Venezuela Elections Are Sunday - Famous For Lack Of Democracy - Dictator Maduro


(MENAFN- Newsroom Panama) Colombian Senator Angélica Lozano is pictured above being deported from Venezuela.
Throughout the day there have been complaints from various international Political figures who have not been allowed to enter Venezuela, which will hold long-awaited presidential elections this Sunday.
A flight of a group of former Latin American presidents heading to Venezuela this Friday, invited by the opposition to follow the elections, was prevented from taking off from Panama, while a delegation of parliamentarians from the Spanish Popular Party (PP) was also detained in Caracas. Ten candidates will participate in Sunday's elections, including President Nicolás Maduro and former ambassador Edmundo González Urrutia, a candidate from the largest opposition coalition led by María Corina Machado.
González has a huge lead over Maduro according to traditional pollsters..


As we all know, there is no real democracy in Venezuela.
Close to 8 million Venezuelans have fled the country, and of course, into Colombia, through the Darien, and into Panama on their way to the USA.
Leaders from South and Central American countries have not been allowed to meet with opposition parties or view election activities.
Colombian Senator Angélica Lozano denounced this Friday that she was deported from Venezuela, where she arrived to meet with opposition leader María Corina Machado, after her passport was taken away for an hour and a half "without arguments or information." "María Corina Machado cannot make it to our appointment, they are deporting me with total abuse of the regime that is going to fall this Sunday for the good of Venezuela," wrote the senator of the Green Party on her X account.
Lozano denounced before the Colombian Foreign Ministry that "all" her rights were violated "without arguments or information."
"They took our passports for an hour and a half, they didn't tell us anything.

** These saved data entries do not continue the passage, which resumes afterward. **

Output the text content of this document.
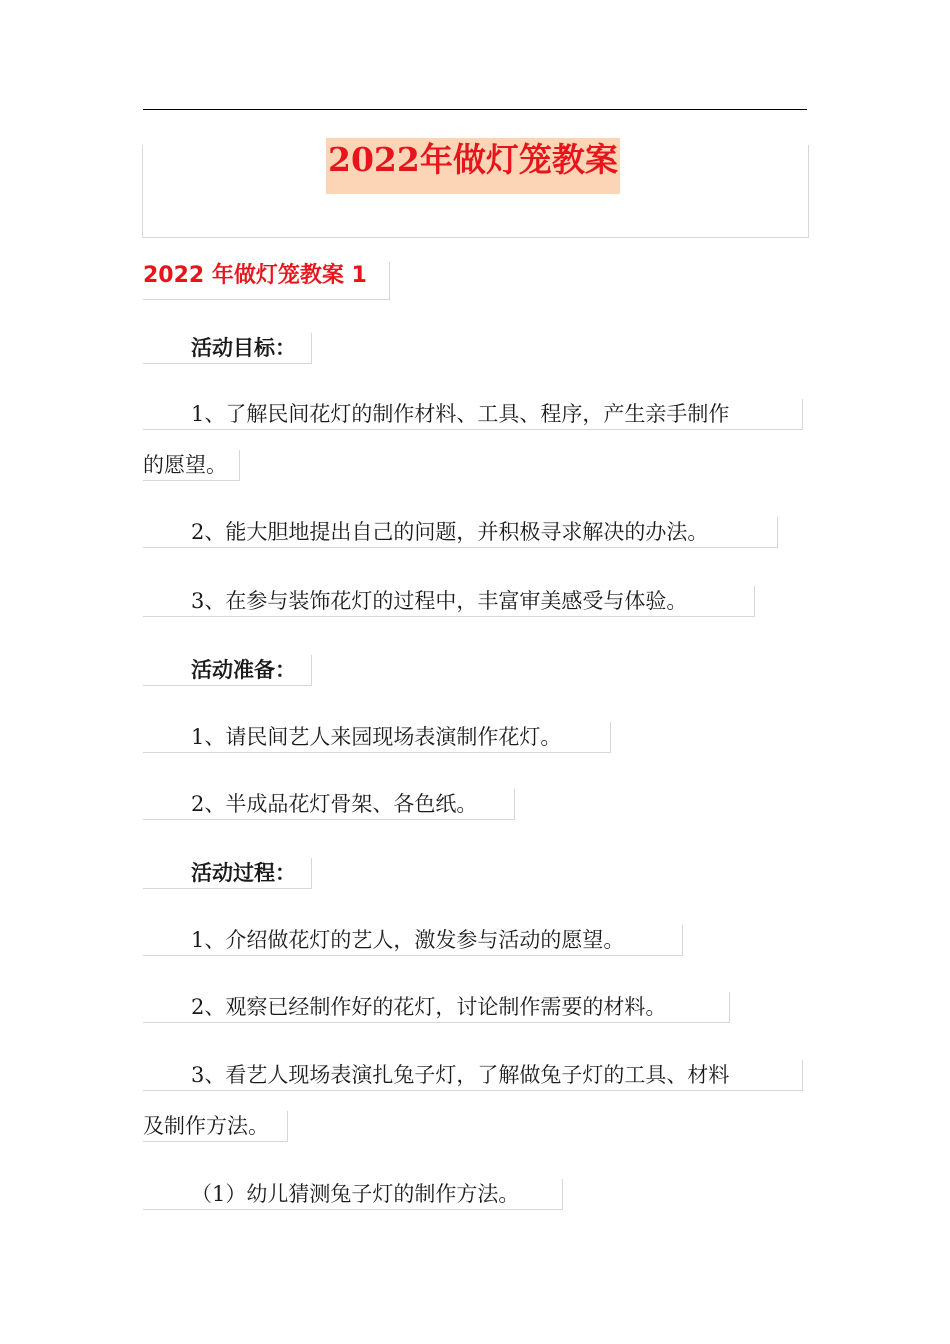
2022年做灯笼教案
2022 年做灯笼教案 1
活动目标：
1、了解民间花灯的制作材料、工具、程序，产生亲手制作
的愿望。
2、能大胆地提出自己的问题，并积极寻求解决的办法。
3、在参与装饰花灯的过程中，丰富审美感受与体验。
活动准备：
1、请民间艺人来园现场表演制作花灯。
2、半成品花灯骨架、各色纸。
活动过程：
1、介绍做花灯的艺人，激发参与活动的愿望。
2、观察已经制作好的花灯，讨论制作需要的材料。
3、看艺人现场表演扎兔子灯，了解做兔子灯的工具、材料
及制作方法。
（1）幼儿猜测兔子灯的制作方法。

They are returning two Ecuadorian women and two young Colombians," she said in a video recorded while she was being escorted at the Maiquetía International Airport in Caracas. Lozano added: "They are taking us away without any reason (...) solidarity with this suffering country."
According to the Colombian senator, the Venezuelan authorities also did not allow them to use the telephone to speak with the ambassador "and they put us on a plane back to which we did not buy a ticket."
"People are crying for the dream of democracy returning. There is no evil that lasts 100 years and this regime of misery has to leave this Sunday. Let's vote for Venezuela," she said.

Residents and community organizers take the street Wednesday to show support for opposition candidate in Venezuela's presidential election, Edmundo Gónzalez Urrutia, in the neighborhood of La Vega, in Venezuela's capital of Caracas are bracing for one of their most consequential and contentious elections this Sunday, which could bring dramatic change to the South American nation.
Should the main opposition candidate, Edmundo González Urrutia, win and take an oath of office in January, it would end 12 years of authoritarian government under President Nicolás Maduro - and a quarter-century of rule by the Socialist Party founded by the late leader Hugo Chávez.
Eight other opposition candidates
are also on the ballot but none polls above 2%. Those same polls show
González with a huge lead over Maduro, who has led Venezuela into its worst economic crisis in history and nearly crushed its democracy, prompting almost 8 million Venezuelans to flee the country.